We endorse the concept of a combined Phase 2/3 trial as an efficient use of resources because it allows interested Phase 2 participants to roll over into the Phase 3 trial, assuming no safety concerns are identified.  This evaluation strategy saves time, prevents the loss of woman-years of follow up, and facilitates the efficient generation of data.


We believe, however, that the stand-alone Phase 2 or Phase 2B trial does not constitute an effective use of resources unless constructed as a multi-product screening trial designed to tell us which of various competing products offer the greatest promise and should be moved forward into Phase 3 trials. A head-to-head screening trial comparing the various "large sticky molecule" candidates currently under development, for example, might ultimately be a cost-efficient strategy at this point because it would allow us to focus the considerable resources required for a Phase 3 trial on candidates from that category most likely to succeed. 

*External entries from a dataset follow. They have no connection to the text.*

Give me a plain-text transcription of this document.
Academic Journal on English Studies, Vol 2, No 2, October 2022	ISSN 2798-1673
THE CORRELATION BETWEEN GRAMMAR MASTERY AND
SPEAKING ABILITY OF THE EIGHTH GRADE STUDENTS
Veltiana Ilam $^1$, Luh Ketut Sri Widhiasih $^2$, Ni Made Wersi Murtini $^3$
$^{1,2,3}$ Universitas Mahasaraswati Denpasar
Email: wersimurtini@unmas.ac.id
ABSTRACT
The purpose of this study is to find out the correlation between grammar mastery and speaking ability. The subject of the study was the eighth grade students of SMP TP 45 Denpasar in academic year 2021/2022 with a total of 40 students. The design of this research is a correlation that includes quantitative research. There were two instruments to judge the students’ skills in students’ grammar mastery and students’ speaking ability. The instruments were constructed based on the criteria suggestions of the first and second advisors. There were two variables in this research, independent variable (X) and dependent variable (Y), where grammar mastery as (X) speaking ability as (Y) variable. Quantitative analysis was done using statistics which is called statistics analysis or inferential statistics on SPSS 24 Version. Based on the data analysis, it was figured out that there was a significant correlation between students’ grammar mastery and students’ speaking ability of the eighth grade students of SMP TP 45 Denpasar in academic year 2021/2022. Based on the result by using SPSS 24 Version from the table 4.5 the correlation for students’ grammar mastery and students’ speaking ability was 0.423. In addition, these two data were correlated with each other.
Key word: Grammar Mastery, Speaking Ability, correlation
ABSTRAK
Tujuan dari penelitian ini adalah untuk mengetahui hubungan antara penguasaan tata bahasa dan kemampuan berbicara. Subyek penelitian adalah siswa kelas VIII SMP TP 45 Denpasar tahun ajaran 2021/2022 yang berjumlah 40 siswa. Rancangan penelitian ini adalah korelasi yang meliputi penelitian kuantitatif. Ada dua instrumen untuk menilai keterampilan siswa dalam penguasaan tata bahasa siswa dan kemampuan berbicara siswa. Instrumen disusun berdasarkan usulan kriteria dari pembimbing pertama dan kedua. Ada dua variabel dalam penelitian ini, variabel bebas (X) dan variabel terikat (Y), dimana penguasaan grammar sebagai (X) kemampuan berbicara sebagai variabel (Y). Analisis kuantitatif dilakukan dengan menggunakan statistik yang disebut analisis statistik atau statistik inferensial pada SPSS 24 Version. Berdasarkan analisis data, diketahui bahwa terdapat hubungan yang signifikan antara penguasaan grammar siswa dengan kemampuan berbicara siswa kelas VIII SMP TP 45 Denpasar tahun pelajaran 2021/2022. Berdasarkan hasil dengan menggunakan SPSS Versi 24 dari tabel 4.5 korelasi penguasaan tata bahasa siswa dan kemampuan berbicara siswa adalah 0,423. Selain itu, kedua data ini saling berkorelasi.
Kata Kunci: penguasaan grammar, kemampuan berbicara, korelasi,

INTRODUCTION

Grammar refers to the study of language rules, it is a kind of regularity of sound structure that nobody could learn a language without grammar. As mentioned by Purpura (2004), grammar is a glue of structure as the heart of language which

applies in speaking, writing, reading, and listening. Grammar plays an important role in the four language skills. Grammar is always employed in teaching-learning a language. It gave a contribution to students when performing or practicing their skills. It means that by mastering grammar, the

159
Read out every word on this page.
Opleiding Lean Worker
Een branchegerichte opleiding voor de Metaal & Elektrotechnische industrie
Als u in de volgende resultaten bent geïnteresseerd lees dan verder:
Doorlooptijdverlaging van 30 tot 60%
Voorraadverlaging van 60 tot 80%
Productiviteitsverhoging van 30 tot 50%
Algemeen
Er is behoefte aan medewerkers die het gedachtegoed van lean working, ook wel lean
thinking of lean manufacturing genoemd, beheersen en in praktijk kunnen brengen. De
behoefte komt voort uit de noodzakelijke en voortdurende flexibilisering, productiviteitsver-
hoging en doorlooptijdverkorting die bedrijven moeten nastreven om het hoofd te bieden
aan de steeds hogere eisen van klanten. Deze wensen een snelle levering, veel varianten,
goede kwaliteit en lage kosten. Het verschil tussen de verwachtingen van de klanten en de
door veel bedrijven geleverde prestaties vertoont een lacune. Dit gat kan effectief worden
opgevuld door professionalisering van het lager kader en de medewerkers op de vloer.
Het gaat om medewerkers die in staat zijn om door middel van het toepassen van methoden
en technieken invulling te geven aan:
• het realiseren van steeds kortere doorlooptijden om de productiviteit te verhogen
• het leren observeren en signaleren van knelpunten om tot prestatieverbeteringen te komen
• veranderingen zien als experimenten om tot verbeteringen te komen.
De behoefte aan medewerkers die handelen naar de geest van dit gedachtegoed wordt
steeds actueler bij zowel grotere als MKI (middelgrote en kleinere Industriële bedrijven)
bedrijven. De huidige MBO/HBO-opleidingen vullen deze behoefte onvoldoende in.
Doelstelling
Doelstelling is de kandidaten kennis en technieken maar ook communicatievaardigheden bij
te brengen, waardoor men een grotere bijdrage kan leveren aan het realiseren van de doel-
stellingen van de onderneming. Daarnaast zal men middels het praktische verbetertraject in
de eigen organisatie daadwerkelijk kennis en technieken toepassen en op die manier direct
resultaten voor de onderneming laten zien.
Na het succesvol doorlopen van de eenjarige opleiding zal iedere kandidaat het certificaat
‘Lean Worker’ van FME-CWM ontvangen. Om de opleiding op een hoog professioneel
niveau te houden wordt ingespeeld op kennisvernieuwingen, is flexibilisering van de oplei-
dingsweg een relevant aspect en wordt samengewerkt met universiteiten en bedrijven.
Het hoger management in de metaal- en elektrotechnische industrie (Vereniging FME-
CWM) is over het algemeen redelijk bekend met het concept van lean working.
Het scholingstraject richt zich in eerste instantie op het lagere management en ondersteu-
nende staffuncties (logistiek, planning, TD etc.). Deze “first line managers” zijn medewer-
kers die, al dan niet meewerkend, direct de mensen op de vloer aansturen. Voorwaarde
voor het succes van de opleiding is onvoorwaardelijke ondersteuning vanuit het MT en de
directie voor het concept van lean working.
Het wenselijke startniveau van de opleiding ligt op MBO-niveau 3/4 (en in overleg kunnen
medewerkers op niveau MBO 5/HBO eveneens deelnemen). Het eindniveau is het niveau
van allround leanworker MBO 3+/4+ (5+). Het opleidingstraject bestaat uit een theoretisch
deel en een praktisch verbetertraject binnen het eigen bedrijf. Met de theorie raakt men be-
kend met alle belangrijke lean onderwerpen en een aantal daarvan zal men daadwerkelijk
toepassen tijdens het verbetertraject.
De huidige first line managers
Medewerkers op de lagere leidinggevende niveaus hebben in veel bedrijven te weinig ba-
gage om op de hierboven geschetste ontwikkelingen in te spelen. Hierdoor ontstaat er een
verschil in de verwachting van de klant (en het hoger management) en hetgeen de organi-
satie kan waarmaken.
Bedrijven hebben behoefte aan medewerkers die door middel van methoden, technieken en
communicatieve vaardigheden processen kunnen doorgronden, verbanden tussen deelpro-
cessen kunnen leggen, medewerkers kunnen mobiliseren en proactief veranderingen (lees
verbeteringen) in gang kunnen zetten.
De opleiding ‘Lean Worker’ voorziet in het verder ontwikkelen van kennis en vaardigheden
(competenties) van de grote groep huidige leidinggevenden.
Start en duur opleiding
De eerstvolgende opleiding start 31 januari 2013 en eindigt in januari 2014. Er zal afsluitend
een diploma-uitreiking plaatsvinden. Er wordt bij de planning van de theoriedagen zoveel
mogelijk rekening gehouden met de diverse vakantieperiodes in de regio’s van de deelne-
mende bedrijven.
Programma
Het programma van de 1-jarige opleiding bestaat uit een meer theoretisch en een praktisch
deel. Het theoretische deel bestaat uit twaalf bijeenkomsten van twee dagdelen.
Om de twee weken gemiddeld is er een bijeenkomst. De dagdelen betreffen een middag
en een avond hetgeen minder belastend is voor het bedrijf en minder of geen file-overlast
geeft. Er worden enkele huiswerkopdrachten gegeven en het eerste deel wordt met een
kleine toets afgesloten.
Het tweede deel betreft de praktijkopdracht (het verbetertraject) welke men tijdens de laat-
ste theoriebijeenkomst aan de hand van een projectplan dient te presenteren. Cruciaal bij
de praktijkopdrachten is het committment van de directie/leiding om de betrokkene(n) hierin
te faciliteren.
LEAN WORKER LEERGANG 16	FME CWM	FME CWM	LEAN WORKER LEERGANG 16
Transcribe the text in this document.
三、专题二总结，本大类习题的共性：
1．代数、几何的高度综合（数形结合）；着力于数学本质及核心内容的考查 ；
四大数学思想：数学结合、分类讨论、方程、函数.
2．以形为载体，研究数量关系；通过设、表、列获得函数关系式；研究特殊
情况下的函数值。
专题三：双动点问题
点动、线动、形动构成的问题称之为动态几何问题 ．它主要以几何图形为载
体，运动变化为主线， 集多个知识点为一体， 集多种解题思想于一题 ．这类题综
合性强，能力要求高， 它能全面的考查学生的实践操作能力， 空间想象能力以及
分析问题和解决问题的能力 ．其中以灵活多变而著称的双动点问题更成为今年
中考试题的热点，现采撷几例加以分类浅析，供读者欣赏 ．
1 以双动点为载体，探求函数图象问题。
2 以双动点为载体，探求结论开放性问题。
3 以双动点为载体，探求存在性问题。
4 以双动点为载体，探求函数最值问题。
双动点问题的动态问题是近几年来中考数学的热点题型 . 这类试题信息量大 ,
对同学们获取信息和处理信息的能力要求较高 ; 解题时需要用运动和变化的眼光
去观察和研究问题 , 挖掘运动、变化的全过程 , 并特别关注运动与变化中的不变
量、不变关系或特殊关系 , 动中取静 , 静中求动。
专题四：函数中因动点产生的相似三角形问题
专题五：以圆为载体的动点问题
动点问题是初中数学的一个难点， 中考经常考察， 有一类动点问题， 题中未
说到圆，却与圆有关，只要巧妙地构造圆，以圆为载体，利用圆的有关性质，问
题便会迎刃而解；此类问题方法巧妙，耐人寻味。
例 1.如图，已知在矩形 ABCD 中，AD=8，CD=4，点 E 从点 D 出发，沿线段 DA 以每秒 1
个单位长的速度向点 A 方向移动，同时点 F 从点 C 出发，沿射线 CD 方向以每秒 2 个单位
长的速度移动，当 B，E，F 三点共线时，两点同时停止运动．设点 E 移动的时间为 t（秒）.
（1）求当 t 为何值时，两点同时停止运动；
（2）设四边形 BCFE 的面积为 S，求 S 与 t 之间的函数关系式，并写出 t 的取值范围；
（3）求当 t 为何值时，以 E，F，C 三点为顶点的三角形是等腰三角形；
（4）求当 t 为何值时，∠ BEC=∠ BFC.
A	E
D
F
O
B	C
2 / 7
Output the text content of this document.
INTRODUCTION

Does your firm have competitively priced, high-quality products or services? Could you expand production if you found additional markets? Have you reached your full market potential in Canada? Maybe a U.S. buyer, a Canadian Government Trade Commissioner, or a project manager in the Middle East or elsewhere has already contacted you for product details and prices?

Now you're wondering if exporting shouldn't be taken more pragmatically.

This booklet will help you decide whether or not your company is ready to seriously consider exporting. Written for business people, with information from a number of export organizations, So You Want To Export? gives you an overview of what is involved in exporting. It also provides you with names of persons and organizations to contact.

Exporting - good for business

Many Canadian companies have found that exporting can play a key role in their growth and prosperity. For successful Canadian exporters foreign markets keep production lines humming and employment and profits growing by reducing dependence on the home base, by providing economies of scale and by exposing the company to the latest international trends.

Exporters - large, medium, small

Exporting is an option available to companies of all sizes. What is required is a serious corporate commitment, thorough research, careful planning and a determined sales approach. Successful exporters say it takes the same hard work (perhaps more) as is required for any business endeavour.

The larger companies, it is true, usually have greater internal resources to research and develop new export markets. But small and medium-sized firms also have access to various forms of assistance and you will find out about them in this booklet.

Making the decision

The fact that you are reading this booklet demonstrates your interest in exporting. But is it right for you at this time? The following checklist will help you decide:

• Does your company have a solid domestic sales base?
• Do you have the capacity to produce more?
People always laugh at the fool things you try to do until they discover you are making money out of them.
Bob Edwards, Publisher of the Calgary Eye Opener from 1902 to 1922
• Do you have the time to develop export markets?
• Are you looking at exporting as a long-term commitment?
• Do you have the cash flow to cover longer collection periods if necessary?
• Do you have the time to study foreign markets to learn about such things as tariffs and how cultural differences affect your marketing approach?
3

Absent this prioritization function, we feel that “a stand-alone Phase 2 trial” introduces unnecessary delay.


Recommendation 5:  The Agency should seek ethics guidance before assuming that it would not be possible to conduct a second confirmatory trial “due to ethical concerns.”


The Global Campaign is sponsoring an international consultation on ethical issues in microbicide trials, to be held in Washington D.C. on October 23-24.  One of the issues that will be explored in depth is what implications there might be for future trial design of finding evidence of effectiveness in a single clinical trial.   Based on our discussions with ethicists to date, we feel that there may be more latitude for confirmatory trials than implied in the FDA’s background memo.  Given that microbicide trials by their very nature measure effectiveness not “efficacy,” the risk reduction observed between arms captures a complex mix of the product efficacy, adherence and condom use.  Since the behavioral variables may vary dramatically by setting and may interact differently based on the underlying patterns of STD and HIV, confirmatory studies in other settings (and among other populations) may make scientific sense and therefore be ethically justifiable. 


In any event, the ethical implications of different design choices deserve the same kind of thoughtful debate that the Agency has encouraged for the scientific implications of such choices.




In sum, we applaud the Agency’s commitment to seeking outside input on these very important issues.  We encourage both the Committee and the Agency to make its judgments in light of the urgent need to develop a viable prevention option for women.

[1] A recent review conducted by the London School of Hygiene and Tropical Medicine found that across the board, levels of condom use decrease with the intimacy and regularity of the relationship[NEED A REFERENCE FROM LORI!]  . It further documents that consistent condom use is rarely achieved in more than a small proportion of couples in regular partnerships, even after concerted intervention.  In the 15 Sub-Saharan African countries for which there are data, less than 5 percent of women in the general population reported using condoms during the last sex act with their regular partner (except for South Africa, where the figure was 7 [check] ppercent).  A similar pattern is seen in Asia.  The review further documents that   The review documents much greater rates of success increasing condom use with paying and casual partners.


[2] Xu F, Kilmark PH, Supawitkul s, Yanpaisan S, et al. HIV-1 seroprevalence, risk factors, and preventive behaviors among women in Northern Thailand.  Journal of Acquired Immune Deficiency Syndromes 2000; 25(4):353-359.